König kündigte an, sich zusammen mit der CDU-Fraktion gegebenenfalls für eine Erhöhung der Zuschüsse einzusetzen und verwies dabei auch auf den Koalitionsvertrag. Dort heißt es: „Die Koalition stärkt die Schwangerenkonfliktberatung.“

Neben Kürzungen für die Schwangerschaftskonfliktberatung sieht der Haushaltsentwurf im Bereich Gesundheit auch weniger Geld für andere Sozialprojekte vor, etwa für die medizinische Versorgung Obdachloser und für Maßnahmen gegen Glücksspielsucht.

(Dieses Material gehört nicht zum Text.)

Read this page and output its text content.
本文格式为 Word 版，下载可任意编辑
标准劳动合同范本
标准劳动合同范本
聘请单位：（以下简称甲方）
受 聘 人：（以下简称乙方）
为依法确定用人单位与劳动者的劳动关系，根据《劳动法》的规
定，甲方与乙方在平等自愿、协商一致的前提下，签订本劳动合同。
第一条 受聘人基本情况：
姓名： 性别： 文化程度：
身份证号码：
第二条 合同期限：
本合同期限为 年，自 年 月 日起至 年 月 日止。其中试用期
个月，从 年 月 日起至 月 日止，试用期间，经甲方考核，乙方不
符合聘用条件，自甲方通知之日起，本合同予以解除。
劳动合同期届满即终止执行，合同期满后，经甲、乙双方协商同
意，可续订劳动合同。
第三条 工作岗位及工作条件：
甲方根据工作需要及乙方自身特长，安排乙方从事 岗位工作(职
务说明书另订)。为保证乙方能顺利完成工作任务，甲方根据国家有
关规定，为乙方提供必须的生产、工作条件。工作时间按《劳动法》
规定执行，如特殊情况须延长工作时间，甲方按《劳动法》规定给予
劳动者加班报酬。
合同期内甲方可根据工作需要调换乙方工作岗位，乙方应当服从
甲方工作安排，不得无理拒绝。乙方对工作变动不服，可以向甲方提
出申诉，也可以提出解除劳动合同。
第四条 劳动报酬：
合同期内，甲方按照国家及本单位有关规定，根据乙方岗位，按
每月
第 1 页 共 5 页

Insgesamt steigt der Etat in diesem Bereich jedoch – von 35,3 Millionen Euro (2022/2023) auf 40,4 Millionen Euro (24/25). Das liegt auch neuen Projekten. So sollen unter anderem Anlaufstellen für Betroffene von Long Covid oder Impfschäden geschaffen werden. Hierfür stehen zwei Millionen Euro in den kommenden Jahren bereit.